Ce soir à 20h, un grand concert symphonique réunira Roderick Cox, Dorota Anderszewska et l’Orchestre national Montpellier Occitanie autour de Salonen, Prokofiev et Chostakovitch.
De quoi s’agit-il ?
- Pour ce dernier grand concert symphonique de la saison, le directeur musical Roderick Cox conduira l’Orchestre national dans un programme qui mettra en regard virtuosité et destin.
- 3 œuvres majeures s’enchaîneront, comme 3 récits du XXe siècle. « Ce concert tresse un fil rouge entre 3 visions du combat », résume l’équipe artistique.
- Pour réserver sa place (jusqu'à 47 €), cliquez ici.
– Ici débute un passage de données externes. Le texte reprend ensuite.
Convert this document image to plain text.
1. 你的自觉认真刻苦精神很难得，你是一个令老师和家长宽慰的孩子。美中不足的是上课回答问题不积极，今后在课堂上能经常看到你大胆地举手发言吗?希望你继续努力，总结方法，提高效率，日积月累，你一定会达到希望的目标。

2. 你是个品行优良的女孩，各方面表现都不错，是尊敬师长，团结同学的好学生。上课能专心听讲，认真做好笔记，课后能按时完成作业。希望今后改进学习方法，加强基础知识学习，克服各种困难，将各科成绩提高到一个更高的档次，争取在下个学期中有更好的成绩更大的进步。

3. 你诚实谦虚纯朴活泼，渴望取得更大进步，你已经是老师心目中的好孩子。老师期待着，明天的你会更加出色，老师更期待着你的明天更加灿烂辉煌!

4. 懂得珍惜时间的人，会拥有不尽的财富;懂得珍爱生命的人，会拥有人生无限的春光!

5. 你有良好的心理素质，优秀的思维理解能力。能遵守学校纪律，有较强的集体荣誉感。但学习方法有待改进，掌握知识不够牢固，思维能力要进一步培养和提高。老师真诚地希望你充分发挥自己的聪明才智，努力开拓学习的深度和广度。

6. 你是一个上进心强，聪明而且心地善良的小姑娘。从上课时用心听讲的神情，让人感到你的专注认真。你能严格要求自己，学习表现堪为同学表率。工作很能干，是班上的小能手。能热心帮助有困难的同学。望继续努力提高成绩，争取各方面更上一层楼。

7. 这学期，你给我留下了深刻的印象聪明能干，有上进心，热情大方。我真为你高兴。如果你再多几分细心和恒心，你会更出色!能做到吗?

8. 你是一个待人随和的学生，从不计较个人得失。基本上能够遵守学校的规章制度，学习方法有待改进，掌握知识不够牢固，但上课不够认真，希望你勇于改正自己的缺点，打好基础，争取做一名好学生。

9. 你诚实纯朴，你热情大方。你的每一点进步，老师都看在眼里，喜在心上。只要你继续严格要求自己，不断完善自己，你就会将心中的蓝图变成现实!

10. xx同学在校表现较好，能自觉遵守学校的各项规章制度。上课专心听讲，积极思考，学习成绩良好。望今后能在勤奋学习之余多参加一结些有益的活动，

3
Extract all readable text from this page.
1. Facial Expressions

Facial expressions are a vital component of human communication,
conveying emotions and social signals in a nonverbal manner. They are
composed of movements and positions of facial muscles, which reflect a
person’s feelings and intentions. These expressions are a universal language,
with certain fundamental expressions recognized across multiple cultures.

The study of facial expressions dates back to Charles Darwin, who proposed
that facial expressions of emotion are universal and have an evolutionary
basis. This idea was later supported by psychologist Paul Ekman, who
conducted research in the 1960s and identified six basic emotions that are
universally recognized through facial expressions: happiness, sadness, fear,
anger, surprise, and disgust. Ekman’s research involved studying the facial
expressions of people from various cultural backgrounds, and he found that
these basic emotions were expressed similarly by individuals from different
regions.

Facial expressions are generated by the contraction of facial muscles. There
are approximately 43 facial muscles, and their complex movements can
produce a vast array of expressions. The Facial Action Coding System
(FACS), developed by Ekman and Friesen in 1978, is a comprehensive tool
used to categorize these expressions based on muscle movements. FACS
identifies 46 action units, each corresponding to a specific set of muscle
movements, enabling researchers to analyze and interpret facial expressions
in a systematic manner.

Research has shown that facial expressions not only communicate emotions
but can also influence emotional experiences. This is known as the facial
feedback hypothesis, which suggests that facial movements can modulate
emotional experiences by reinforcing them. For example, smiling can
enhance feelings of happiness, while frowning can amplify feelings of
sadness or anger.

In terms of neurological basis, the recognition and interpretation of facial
Le prélude au concert se déroulera à partir de 19 h, en la salle Louisville du Corum.
Le programme
- En ouverture, Helix d’Esa-Pekka Salonen déploie un mouvement continu, presque mécanique, où les pupitres s’entrelacent en spirales sonores.
- Suit le Concerto pour violon n°2 de Prokofiev, redoutable d’exigence, que la violoniste Dorota Anderszewska interprète en soliste.
- L’œuvre oscille entre âpreté rythmique et lyrisme retenu, entre ironie et mélancolie. « C’est une partition qui ne laisse aucun répit, mais qui dit beaucoup de l’humain », confie-t-elle.
- En clôture, la Symphonie n°10 de Chostakovitch déploie sa tension dramatique, de l’ombre à la lumière, dans un final d’une intensité rare.
Qui est-elle ?
- 1er violon solo super soliste de l’Orchestre national Montpellier Occitanie depuis 2004, Dorota Anderszewska mène en parallèle une carrière internationale de soliste et de chambriste.
- Formée à Varsovie, Lyon, Strasbourg puis à la Juilliard School, elle s’impose sur les grandes scènes européennes et américaines. Elle joue régulièrement avec son frère, le pianiste Piotr Anderszewski, et collabore avec de nombreux ensembles de prestige.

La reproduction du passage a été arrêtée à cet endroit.